Over 30 years later, Selected Shorts is still a popular, live stage performance and public radio program carried on over 150 stations around the country. Isaiah also loved politics and political theater which led to his development of The Thalia Follies political cabaret series, now in its ninth season of songs, sketches, and satire.

His radio, television, and film credits were extensive and include work as a commentator on the arts for WNYC's weekly radio column Around New York; producer/writer for The Road to the White House, a 20-minute public affairs series for NBC-TV (Emmy Nomination); director/writer for A Christmas Revel, NBC-TV Christmas Eve special, starring Dustin Hoffman and John Langstaff; writer for Millennium: Ten Centuries of Music, the television series funded by the National Endowment for the Humanities (Program #1, "Music in the 12th Century" winner of Gold Medal, Houston Film Festival); writer, new English translation of libretto to Stravinsky's Story of a Soldier, for a New York City PBS production; writer, Paganini, The Devil's Violinist, PBS video drama about Paganini; director/writer, The DMZ Cabaret, New York City PBS satirical series; director/writer, Oath of Office: The Inauguration Story, NBC-TV; writer/director, The Last Chapter, award-winning historical documentary film on 1,000 years of Polish-Jewish history; producer/director Manhattan Madcaps of 1924, by Jerzy Turnpike, a Rodgers and Hart reconstructed musical; and producer/director for Theatre Studio radio drama series, WEVD, New York.
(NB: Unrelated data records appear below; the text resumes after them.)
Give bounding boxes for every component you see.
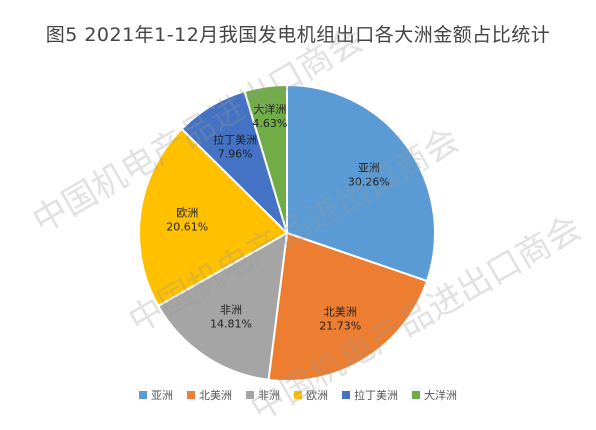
slice-category-label: 拉丁美洲 (213, 133, 257, 147)
legend-item: 欧洲 (294, 387, 328, 403)
legend-item: 非洲 (246, 387, 280, 403)
legend-item: 北美洲 (187, 387, 232, 403)
slice-value-label: 20.61% (166, 221, 208, 234)
pie-slice-5 (243, 83, 288, 234)
slice-value-label: 4.63% (252, 117, 287, 130)
legend-item: 拉丁美洲 (342, 387, 398, 403)
legend-label: 大洋洲 (424, 389, 457, 402)
legend-label: 拉丁美洲 (354, 389, 398, 402)
pie-slice-0 (286, 83, 436, 283)
legend-label: 亚洲 (151, 389, 173, 402)
slice-value-label: 21.73% (319, 319, 361, 332)
legend-item: 大洋洲 (412, 387, 457, 403)
chart-frame: 图5 2021年1-12月我国发电机组出口各大洲金额占比统计 亚洲 30.26% 北… (0, 19, 596, 430)
legend: 亚洲 北美洲 非洲 欧洲 拉丁美洲 大洋洲 (0, 387, 596, 403)
legend-label: 非洲 (258, 389, 280, 402)
slice-category-label: 北美洲 (324, 305, 357, 318)
slice-value-label: 7.96% (218, 148, 253, 161)
legend-swatch (412, 391, 420, 399)
pie-slice-2 (156, 231, 289, 381)
legend-swatch (246, 391, 254, 399)
slice-value-label: 14.81% (210, 318, 252, 331)
legend-label: 北美洲 (199, 389, 232, 402)
slice-category-label: 非洲 (220, 304, 242, 317)
legend-item: 亚洲 (139, 387, 173, 403)
pie-slice-3 (138, 127, 289, 308)
slice-value-label: 30.26% (348, 176, 390, 189)
slice-category-label: 亚洲 (358, 162, 380, 175)
legend-swatch (139, 391, 147, 399)
legend-swatch (187, 391, 195, 399)
legend-label: 欧洲 (306, 389, 328, 402)
pie-slice-1 (267, 231, 429, 382)
slice-category-label: 大洋洲 (253, 102, 286, 116)
chart-title: 图5 2021年1-12月我国发电机组出口各大洲金额占比统计 (45, 24, 551, 46)
slice-category-label: 欧洲 (176, 207, 198, 220)
legend-swatch (294, 391, 302, 399)
legend-swatch (342, 391, 350, 399)
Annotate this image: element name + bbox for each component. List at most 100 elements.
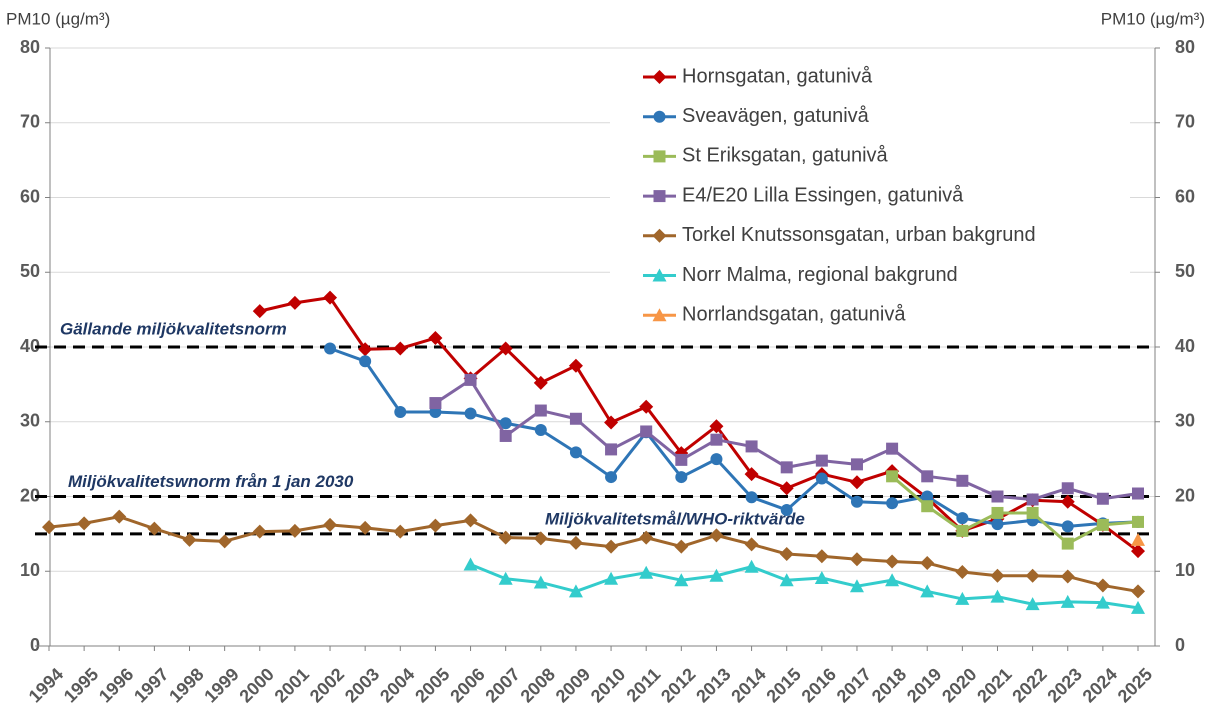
marker (534, 423, 547, 436)
marker (112, 509, 127, 524)
marker (991, 518, 1004, 531)
marker (674, 573, 689, 587)
marker (815, 472, 828, 485)
marker (652, 70, 667, 84)
marker (533, 575, 548, 589)
marker (920, 556, 935, 571)
y-tick-label: 40 (20, 336, 40, 356)
x-tick-label: 2018 (868, 664, 910, 706)
x-tick-label: 2015 (762, 664, 804, 706)
x-tick-label: 2012 (657, 664, 699, 706)
marker (1095, 578, 1110, 593)
marker (534, 404, 547, 417)
marker (652, 308, 667, 322)
y-tick-label: 60 (20, 186, 40, 206)
marker (568, 535, 583, 550)
marker (147, 521, 162, 536)
marker (780, 503, 793, 516)
marker (886, 470, 899, 483)
marker (653, 150, 666, 163)
marker (358, 342, 373, 357)
marker (464, 407, 477, 420)
x-tick-label: 1999 (200, 664, 242, 706)
marker (709, 528, 724, 543)
x-tick-label: 2014 (727, 664, 769, 706)
marker (182, 532, 197, 547)
marker (429, 397, 442, 410)
marker (323, 290, 338, 305)
marker (1061, 482, 1074, 495)
marker (1025, 568, 1040, 583)
marker (604, 539, 619, 554)
marker (885, 573, 900, 587)
marker (428, 518, 443, 533)
marker (1131, 600, 1145, 614)
marker (533, 375, 548, 390)
marker (569, 412, 582, 425)
marker (1131, 544, 1145, 559)
x-tick-label: 2001 (271, 664, 313, 706)
marker (921, 490, 934, 503)
marker (1095, 595, 1110, 609)
marker (652, 228, 667, 243)
series-line (469, 563, 1139, 610)
y-tick-label: 0 (30, 635, 40, 655)
marker (639, 565, 654, 579)
marker (358, 520, 373, 535)
marker (639, 399, 654, 414)
marker (675, 453, 688, 466)
marker (1131, 532, 1145, 546)
marker (464, 373, 477, 386)
marker (499, 417, 512, 430)
series-line (259, 296, 1139, 553)
x-tick-label: 2006 (446, 664, 488, 706)
marker (569, 446, 582, 459)
x-tick-label: 1998 (165, 664, 207, 706)
marker (463, 513, 478, 528)
marker (920, 584, 935, 598)
marker (1060, 594, 1075, 608)
marker (990, 589, 1005, 603)
marker (745, 491, 758, 504)
marker (745, 440, 758, 453)
marker (779, 573, 794, 587)
y2-tick-label: 30 (1175, 411, 1195, 431)
y2-axis-label: PM10 (µg/m³) (1101, 9, 1205, 28)
x-tick-label: 1997 (130, 664, 172, 706)
marker (533, 531, 548, 546)
series-line (329, 347, 1139, 528)
marker (1132, 487, 1144, 500)
marker (956, 524, 969, 537)
y2-tick-label: 0 (1175, 635, 1185, 655)
marker (1026, 506, 1039, 519)
marker (886, 442, 899, 455)
x-tick-label: 2007 (481, 664, 523, 706)
marker (815, 454, 828, 467)
marker (814, 549, 829, 564)
x-tick-label: 2010 (587, 664, 629, 706)
marker (955, 564, 970, 579)
reference-label: Gällande miljökvalitetsnorm (60, 319, 287, 338)
marker (1060, 569, 1075, 584)
marker (77, 516, 92, 531)
y2-tick-label: 40 (1175, 336, 1195, 356)
x-tick-label: 2020 (938, 664, 980, 706)
x-tick-label: 2019 (903, 664, 945, 706)
legend-label: Norr Malma, regional bakgrund (682, 264, 958, 286)
y2-tick-label: 70 (1175, 112, 1195, 132)
marker (956, 512, 969, 525)
marker (850, 458, 863, 471)
x-tick-label: 2005 (411, 664, 453, 706)
y-tick-label: 50 (20, 261, 40, 281)
marker (780, 461, 793, 474)
x-tick-label: 2023 (1043, 664, 1085, 706)
x-tick-label: 2011 (623, 664, 665, 706)
x-tick-label: 2002 (306, 664, 348, 706)
y2-tick-label: 10 (1175, 560, 1195, 580)
marker (498, 571, 513, 585)
y-tick-label: 80 (20, 37, 40, 57)
marker (359, 355, 372, 368)
reference-label: Miljökvalitetsmål/WHO-riktvärde (545, 509, 805, 528)
marker (1026, 493, 1039, 506)
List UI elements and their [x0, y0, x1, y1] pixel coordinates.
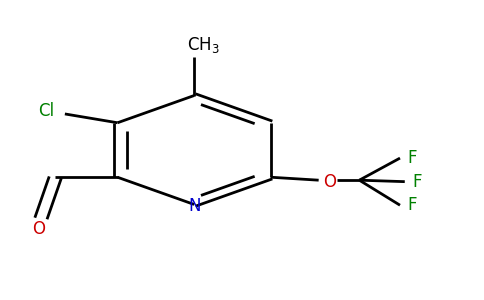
Text: N: N — [188, 197, 200, 215]
Text: F: F — [407, 196, 417, 214]
Text: Cl: Cl — [38, 102, 54, 120]
Text: O: O — [323, 173, 336, 191]
Text: CH$_3$: CH$_3$ — [187, 35, 220, 56]
Text: F: F — [407, 149, 417, 167]
Text: F: F — [412, 173, 422, 191]
Text: O: O — [32, 220, 45, 238]
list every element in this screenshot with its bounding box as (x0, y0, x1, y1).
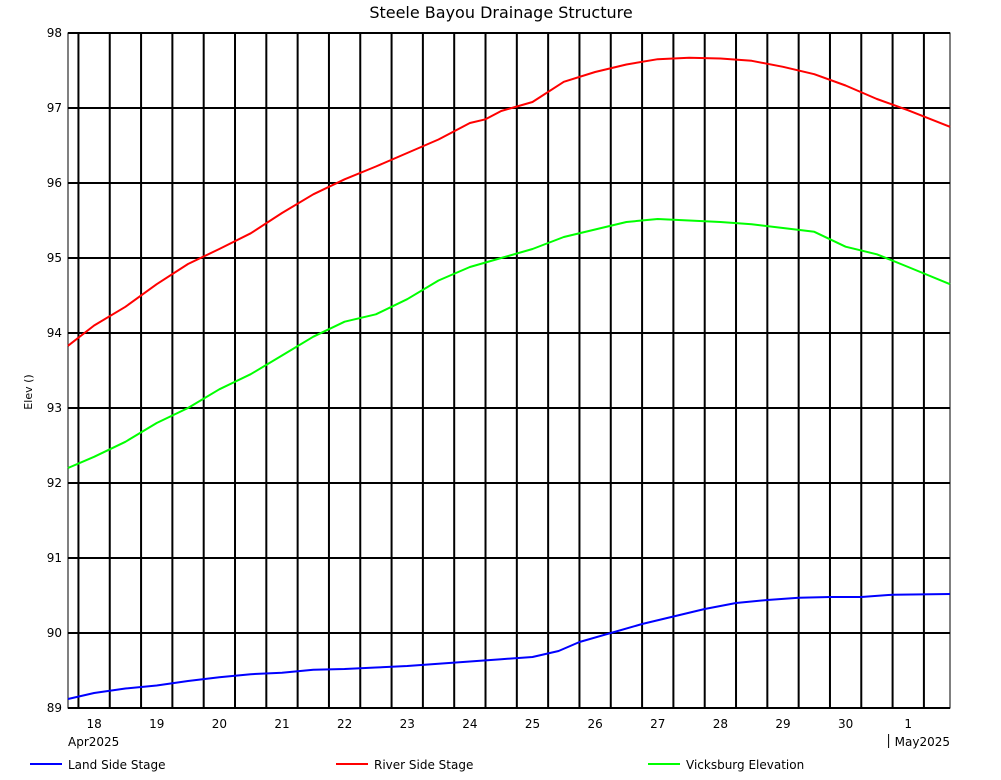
x-tick-label: 19 (149, 717, 164, 731)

Mr. Sheffer wrote the book and lyrics for the musicals Yiddle with a Fiddle and The Rise of David Levinsky.

The extended Symphony Space family is honored to have known Isaiah, and proud to be charged with the great privilege of keeping his legacy alive. “Isaiah was an incredible man, with a probing intellect, unstoppable wit, life-affirming optimism, and an enormous, embracing spirit. His vision gave New York a unique cultural institution and his imagination gave birth to some of today’s most beloved and respected programs. Even in our grief, we are laughing as we remember one great Isaiah story after another,” said Symphony Space’s Artistic Director Laura Kaminsky.